Bio: Abhilasha Ravichander is tenure-track faculty at the Max Planck Institute for Software Systems. Prior to joining MPI, Abhilasha was a postdoctoral scholar at the University of Washington and the Allen Institute for Artificial Intelligence. She received her PhD from Carnegie Mellon University in 2022. Her research focuses on improving the factuality, robustness, and transparency of large-scale language models. Abhilasha’s work has been presented at several top NLP conferences, receiving Outstanding Paper Award at ACL 2025, Best Resource Paper Award at ACL 2024, Best Theme Paper Award at ACL 2024, and Area Chair Favorite Paper award at COLING 2018. She has been recognized as a "Rising Star in Generative AI" (2024), "Rising Star in EECS" (2022), and "Rising Star in Data Science" (2021).
Talk title: How expert is your "expert AI" in the real world?
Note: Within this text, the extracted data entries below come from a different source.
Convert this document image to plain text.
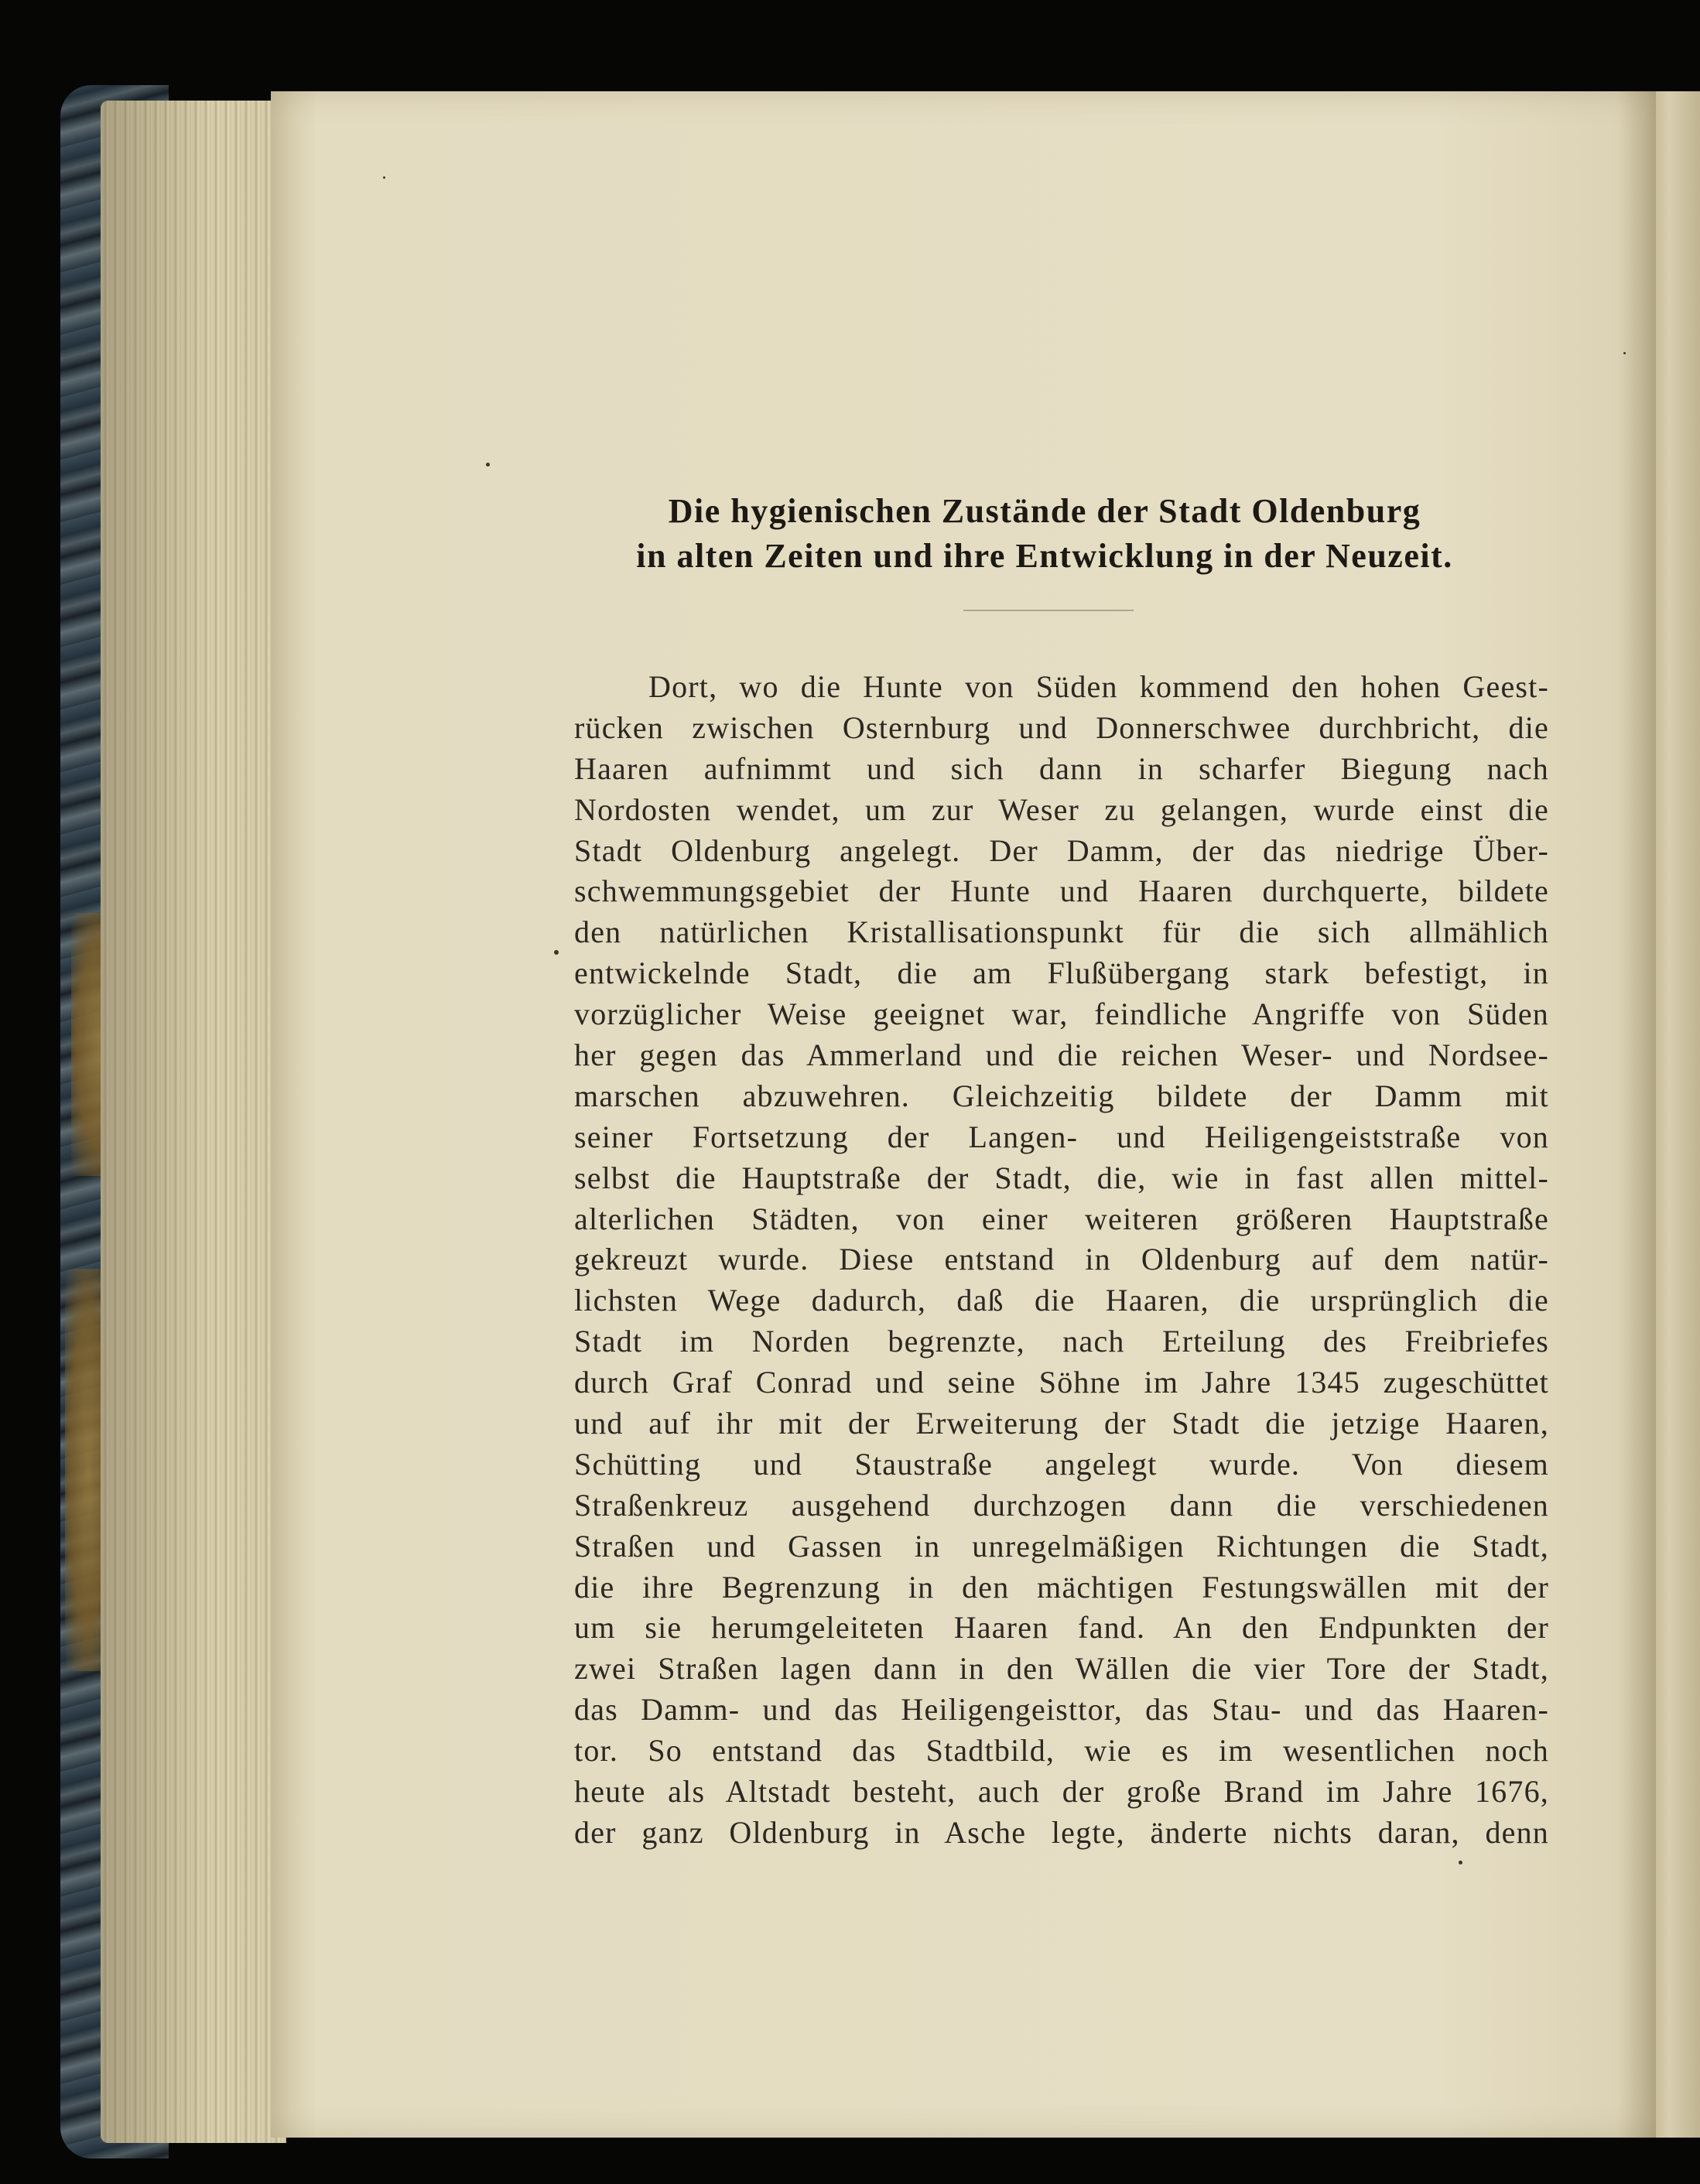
Die hygienischen Zustände der Stadt Oldenburg
in alten Zeiten und ihre Entwicklung in der Neuzeit.
Dort, wo die Hunte von Süden kommend den hohen Geest-
rücken zwischen Osternburg und Donnerschwee durchbricht, die
Haaren aufnimmt und sich dann in scharfer Biegung nach
Nordosten wendet, um zur Weser zu gelangen, wurde einst die
Stadt Oldenburg angelegt. Der Damm, der das niedrige Über-
schwemmungsgebiet der Hunte und Haaren durchquerte, bildete
den natürlichen Kristallisationspunkt für die sich allmählich
entwickelnde Stadt, die am Flußübergang stark befestigt, in
vorzüglicher Weise geeignet war, feindliche Angriffe von Süden
her gegen das Ammerland und die reichen Weser- und Nordsee-
marschen abzuwehren. Gleichzeitig bildete der Damm mit
seiner Fortsetzung der Langen- und Heiligengeiststraße von
selbst die Hauptstraße der Stadt, die, wie in fast allen mittel-
alterlichen Städten, von einer weiteren größeren Hauptstraße
gekreuzt wurde. Diese entstand in Oldenburg auf dem natür-
lichsten Wege dadurch, daß die Haaren, die ursprünglich die
Stadt im Norden begrenzte, nach Erteilung des Freibriefes
durch Graf Conrad und seine Söhne im Jahre 1345 zugeschüttet
und auf ihr mit der Erweiterung der Stadt die jetzige Haaren,
Schütting und Staustraße angelegt wurde. Von diesem
Straßenkreuz ausgehend durchzogen dann die verschiedenen
Straßen und Gassen in unregelmäßigen Richtungen die Stadt,
die ihre Begrenzung in den mächtigen Festungswällen mit der
um sie herumgeleiteten Haaren fand. An den Endpunkten der
zwei Straßen lagen dann in den Wällen die vier Tore der Stadt,
das Damm- und das Heiligengeisttor, das Stau- und das Haaren-
tor. So entstand das Stadtbild, wie es im wesentlichen noch
heute als Altstadt besteht, auch der große Brand im Jahre 1676,
der ganz Oldenburg in Asche legte, änderte nichts daran, denn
Abstract: Large-scale data annotation, training, and alignment bring the promise of "Expert AI". Depending on who you ask, this ranges from models capable of assisting domain experts in their work to superhuman AGI, which may replace you in the near future. Evidence of this "expertise" often comes from benchmarks, leaderboards, and sometimes even ad-hoc cases. In this talk, we take a closer (and perhaps, critical) look at this evaluation paradigm: how "expert" are these models when we apply them to really challenging real-world scenarios? We will cover three hard cases: irrelevant information, subjective preferences, and enterprise QA. Our "expert AI" might gracefully collapse, teaching us a lesson on what we need to do before we deploy these systems in sensitive domains.
Bio: Simone Balloccu is a computer scientist with 9 years of research experience in NLP & AI. He worked within several EU-funded projects, including Horizon 2020, and ERC, focusing on AI for mental health and behaviour change, human evaluation, and more generally on AI applied to expert domains. He leads the “NLP for expert domains” lab at TU Darmstadt, researching Expert-AI interaction and cooperation. His current research involves efficient RAG systems over corporate knowledge, Multimodal NLP applied to mental health, and modelling expert preferences in LLMs.